LONDON (AP) – European shares bounced back Tuesday, while Asian benchmarks extended their slide.
Germany’s DAX rose 1.1% to 12,679.53 and the CAC 40 in Paris picked up 0.5% to 4,816.09. Britain’s FTSE edged 0.1% higher to 5,807.31. U.S. futures were little changed, with the contract for the S&P 500 unchanged and the future for the Dow industrials down 0.1%.
China-U.S. tensions and coronavirus concerns have cast a shadow after months of gains that have taken shares to new record highs after the meltdowns seen during the spring, analysts said.
“Notably, the Covid-19 noise is increasing in the UK and Europe as summer partying has left case numbers surging, threatening more widespread lockdowns yet again,” Jeffrey Hally of Oanda said in a commentary.
He added that, “one of the dangers to the global recovery, would be the imposition again, of national level lock-downs in major developed economies. That risk appears to be rising, unfortunately.”
In Asian trading, Hong Kong’s benchmark Hang Seng lost 1% to 23,716.85 and the Kospi in South Korea sank 2.4% to 2,332.59. The S&P/ASX 200 in Australia gave up 0.7% to 5,784.10 and the Shanghai Composite index skidded 1.3% to 3,274.30.

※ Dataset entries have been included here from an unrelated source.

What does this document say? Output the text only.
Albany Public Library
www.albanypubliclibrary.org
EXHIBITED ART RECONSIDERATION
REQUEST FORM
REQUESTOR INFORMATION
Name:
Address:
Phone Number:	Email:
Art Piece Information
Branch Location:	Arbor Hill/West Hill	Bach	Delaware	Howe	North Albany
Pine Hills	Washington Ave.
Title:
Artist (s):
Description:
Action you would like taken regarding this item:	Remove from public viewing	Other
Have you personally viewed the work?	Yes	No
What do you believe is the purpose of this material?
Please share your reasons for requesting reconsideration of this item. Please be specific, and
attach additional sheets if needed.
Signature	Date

Shares in India, Taiwan and Southeast Asia also fell.
Stocks of some big banks fell after a report alleged that several are profiting from illicit dealings with criminal networks. The report helped drive a massive sell-off across global markets on Monday and its impact was still reverberating Tuesday in Asia.
The report by the International Consortium of Investigative Journalists said leaked government documents show that the banks, including JPMorgan, HSBC, Standard Chartered Bank, Deutsche Bank and Bank of New York Mellon, continued moving illicit funds even after being warned of potential criminal prosecutions.
The documents were obtained by BuzzFeed News and shared with the ICIJ.
Hong Kong-traded shares in HSBC Holdings PLC skidded to their lowest level since 1995, closing 2.1% lower. Shares in its smaller rival, Standard Chartered PLC, dropped 2.3%.
Other banks also have come under pressure on the assumption some may have served as intermediaries in transactions.
Airlines shares also declined Tuesday on concerns that a resurgence of travel restrictions related to the pandemic may further damage the travel sector. Korean Air Lines Co. lost 2.4%, China Eastern Airlines’ swooned 5.7% and Singapore Airlines lost 1.8%.
Wall Street has been shaky this month, and the S&P 500 has dropped 8.4% since hitting a record Sept. 2 amid a long list of worries for investors.
The S&P 500 fell 1.2% on Monday to 3,281.06 for its fourth session of losses, the longest losing streak since stocks were selling off in February on recession worries.
Investors are worried that stocks have gotten too expensive at a time when coronavirus counts are still worsening, Congress is unable to deliver more aid for the economy, U.S.-China tensions are rising and a contentious U.S. election is approaching.
The likelihood that Congress may soon deliver more aid to the economy after extra weekly unemployment benefits and other stimulus expired has been diminishing.
In other trading U.S. benchmark crude oil picked up 25 cents to $39.79 per barrel in electronic trading on the New York Mercantile Exchange. It lost $1.78 on Monday to $39.54 per barrel. Brent crude, the international standard, climbed 23 cents to $41.67 per barrel.
The U.S. dollar slipped to 104.52 Japanese yen from 104.65 late Monday. The euro weakened to $1.1742 from $1.1769.